MDB de SC volta a ser a quinta roda da carroça e machuca a sua história

Em uma das eleições mais competitivas de SC, a disputa entre Esperidião Amin e Luiz Henrique, na reeleição deste em 2006, falava-se muito na proeminência do partido, na sua estrutura gigantesca, no seu poderio estrutural e eleitoral, demonstrado em eleições sucessivas ao longo do tempo. Ante a tentativa de adversários de tirar-lhe esse hegemonia e sugerir, até, papel secundário, lideranças do partido ecoavam uma frase: "O MDB (então PMDB) não será a quinta roda da carroça".

Pois, passados tantos anos e ocorridos tantos pleitos, levanta-se a realidade estatística, fortalecendo essa tese:

O MDB (como PMDB), dos 13 governadores exercentes do cargo de 1987 para cá (34 anos), emplacou cinco (Pedro Ivo, Casildo Maldaner, Paulo Afonso, Luiz Henrique, Eduardo Moreira). seja como eleitos diretamente, seja como substitutos eventuais (Casildo e Eduardo Moreira). Ou, dos 34 anos de exercício de mandatos neste período, o MDB ocupou 16.

Manteve, desde lá, e ainda mantém, a liderança absoluta ou números consagradores em prefeitos e vices eleitos, números de vereadores, bancada federal, bancada estadual e senadores.
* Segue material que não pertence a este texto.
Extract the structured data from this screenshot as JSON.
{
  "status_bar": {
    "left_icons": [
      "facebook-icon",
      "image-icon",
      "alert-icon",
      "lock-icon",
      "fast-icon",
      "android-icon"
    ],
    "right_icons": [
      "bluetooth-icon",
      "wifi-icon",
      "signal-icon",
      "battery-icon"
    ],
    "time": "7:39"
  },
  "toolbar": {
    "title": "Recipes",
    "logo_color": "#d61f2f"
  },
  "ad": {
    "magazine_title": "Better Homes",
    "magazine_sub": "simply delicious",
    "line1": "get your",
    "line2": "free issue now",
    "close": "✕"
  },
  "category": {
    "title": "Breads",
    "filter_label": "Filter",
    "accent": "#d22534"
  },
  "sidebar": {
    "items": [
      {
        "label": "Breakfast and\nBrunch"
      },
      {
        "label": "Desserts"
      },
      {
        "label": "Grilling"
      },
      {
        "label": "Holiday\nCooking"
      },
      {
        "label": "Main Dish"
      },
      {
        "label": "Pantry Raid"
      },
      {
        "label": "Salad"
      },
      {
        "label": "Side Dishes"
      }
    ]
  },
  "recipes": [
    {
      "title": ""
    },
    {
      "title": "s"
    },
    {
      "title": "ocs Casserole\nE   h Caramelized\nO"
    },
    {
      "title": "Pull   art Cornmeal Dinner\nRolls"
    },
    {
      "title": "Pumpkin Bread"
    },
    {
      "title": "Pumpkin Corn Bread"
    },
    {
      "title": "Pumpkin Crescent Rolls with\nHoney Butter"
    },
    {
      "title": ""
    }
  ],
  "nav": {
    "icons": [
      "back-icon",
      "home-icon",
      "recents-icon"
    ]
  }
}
É absoluto no número de filiados em SC e no Brasil.

Em SC, tem fantásticos números: 185.931 filiados – 21,5% de filiados de todos os partidos. O segundo é o PP, com 128.597. Os demais, todos com menos de 100 mil filiados.

No Brasil também é o maior, com 2.100.000 filiados – 13,2% do total. O segundo é o PT, com 1.600.000 mil. O resto, todos abaixo disso.
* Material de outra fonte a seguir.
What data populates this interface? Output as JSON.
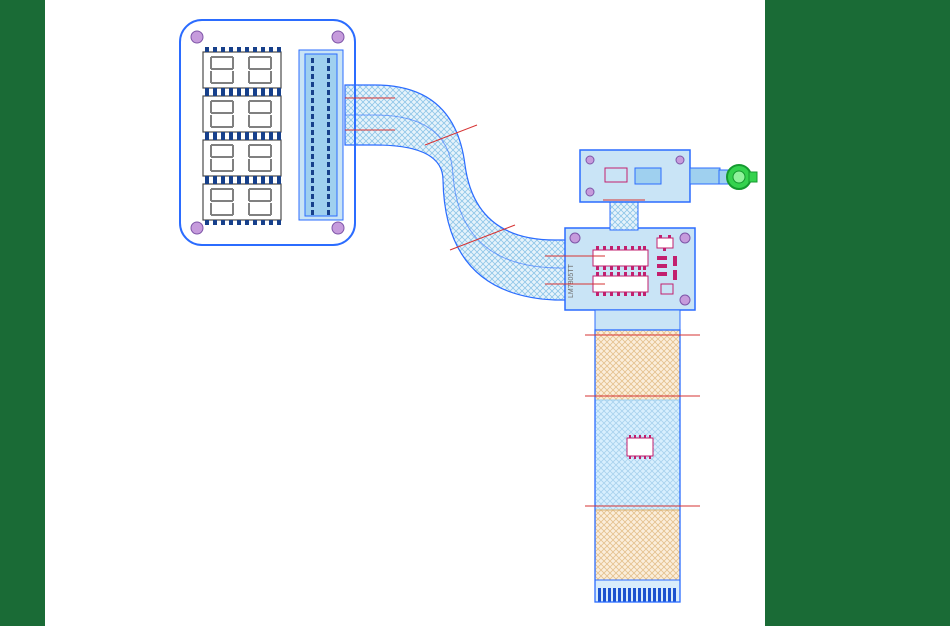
{
  "diagram": {
    "kind": "pcb-flex-rigid-layout",
    "description": "Flex/rigid printed‑circuit assembly: a left rigid display board with four dual 7‑segment displays and a long pin‑header, a central S‑shaped flex cable, a right rigid logic board with several SMT ICs, a small top connector board with a circular green connector, and a lower flex section with a single IC and an edge finger connector.",
    "colors": {
      "background": "#ffffff",
      "side_stripe": "#1a6b36",
      "board_outline": "#2b6cff",
      "board_fill": "#c9e4f6",
      "flex_region": "#bfe0f2",
      "flex_region_warm": "#f3d8af",
      "component_outline": "#0b3a8a",
      "component_body": "#ffffff",
      "pad": "#17408b",
      "silkscreen": "#7a7a7a",
      "mounting_hole": "#c69bdc",
      "guide_line": "#d63333",
      "connector_green": "#34d24e",
      "ic_outline": "#c21f6e",
      "edge_finger": "#1b52cf",
      "segment": "#808080"
    },
    "boards": {
      "display_board": {
        "shape": "rounded-rectangle",
        "corner_radius": 22,
        "mounting_holes": 4,
        "seven_segment_modules": 4,
        "header_pins": 40
      },
      "logic_board": {
        "ics": [
          {
            "package": "SOT",
            "pins": 6
          },
          {
            "package": "SOIC",
            "pins": 16
          },
          {
            "package": "SOIC",
            "pins": 16
          }
        ],
        "passives": 10
      },
      "connector_board_small": {
        "connector_type": "circular",
        "connector_color": "#34d24e"
      },
      "flex_lower": {
        "ics": [
          {
            "package": "SOIC",
            "pins": 16
          }
        ],
        "edge_finger_contacts": 22
      }
    },
    "flex_cable": {
      "shape": "S-curve",
      "hatch": "cross"
    },
    "labels": {
      "component_label": "LM7805TT"
    }
  }
}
Em 2020 elegeu nove deputados estaduais (quase 25% da Assembleia) e três federais.

Um senador.

Mas agora, a discussão é: o partido está esfarelando quanto ao seu comando e legitimação? Parece que sim.
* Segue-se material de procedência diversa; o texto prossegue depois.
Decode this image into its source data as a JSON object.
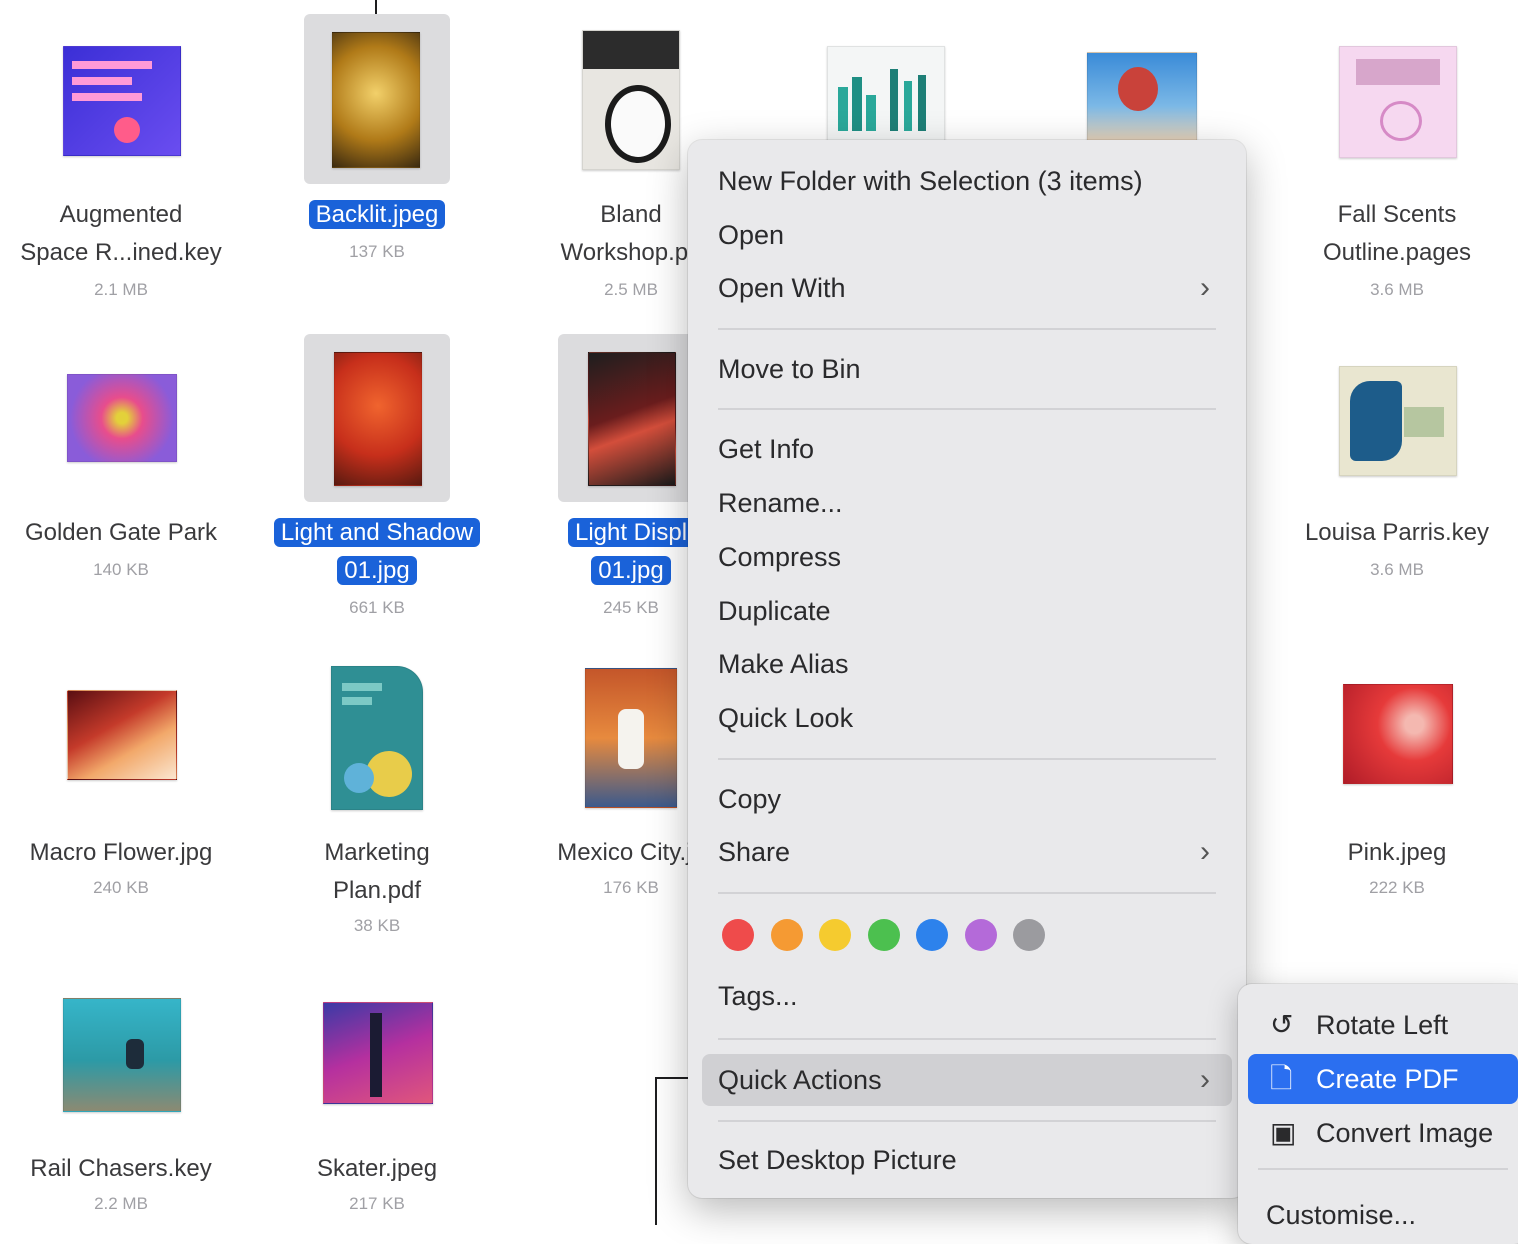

Agora mesmo, prefeitos e vices da região da Amesc (Araranguá), realmente todos, oficializaram apoio a Carlos Moisés (sem partido) para a reeleição ao governo do Estado:

Gislaine Dias Cunha (Prefeita de Sombrio) Cesar Cesa (Prefeito de Araranguá) Moacir Teixeira (São João do Sul) Paulo Della Vecchia (Ermo) João Mezzari (Jacinto Machado) e os vices Jeriel Isoppo (Sombrio) Juraci Favarin (Morro Grande) Pedro D'Avila (Santa Rosa do Sul).

Eles alegam ter sido ele o governador que mais atenção deu à região. Levando-se em conta isso, até se pode aceitar a iniciativa. Mas pelo lado partidário ou da sobrevivência do partido, foge bastante à lógica. A pergunta: o MDB convalida isso?

A outra sensação de perda é o MDB, com tanta história (como mostram os dados e números lá de cima) deixar-se ser a "quinta roda da carroça". Ou seja, submeter-se ao papel de coadjuvante, de secundário, de estribo. Faltam nomes para a disputa? É também estranho isso. Como um partido deste tamanho cresce tanto para não formar ninguém minimamente preparado para concorrer com condições de vencer ou disputar bem? E o Antídio Lunelli, prefeito de Jaraguá do Sul, que colocou seu nome à disposição?

Se for isso, o partido cresceu e não maturou. Deteriorou. Apodreceu suas bases. E desmantelou sua história.

Li, noutro dia, aliás, que deputados do partido apoiam o governo de Carlos Moisés, a tal ponto de ter secretário de Estado do partido por lá, no caso Luiz Fernando Vampiro na Educação. Apoiam, mas ante a pergunta se algum deles se apresentaria como candidato a vice na chapa de Moisés, todos declinaram. Pra mim, sintomático. Seguem a cartilha: serem amigos do rei e não dividir o trono. Assim, têm eles o descompromisso de, em querendo, manter apoio ou tirá-lo na hora em que bem entenderem ou não lhes for conveniente. Já vimos isso, nos dois sentidos. A posição do MDB hoje, comparando-se ao início deste governo, comprova isso com fartura.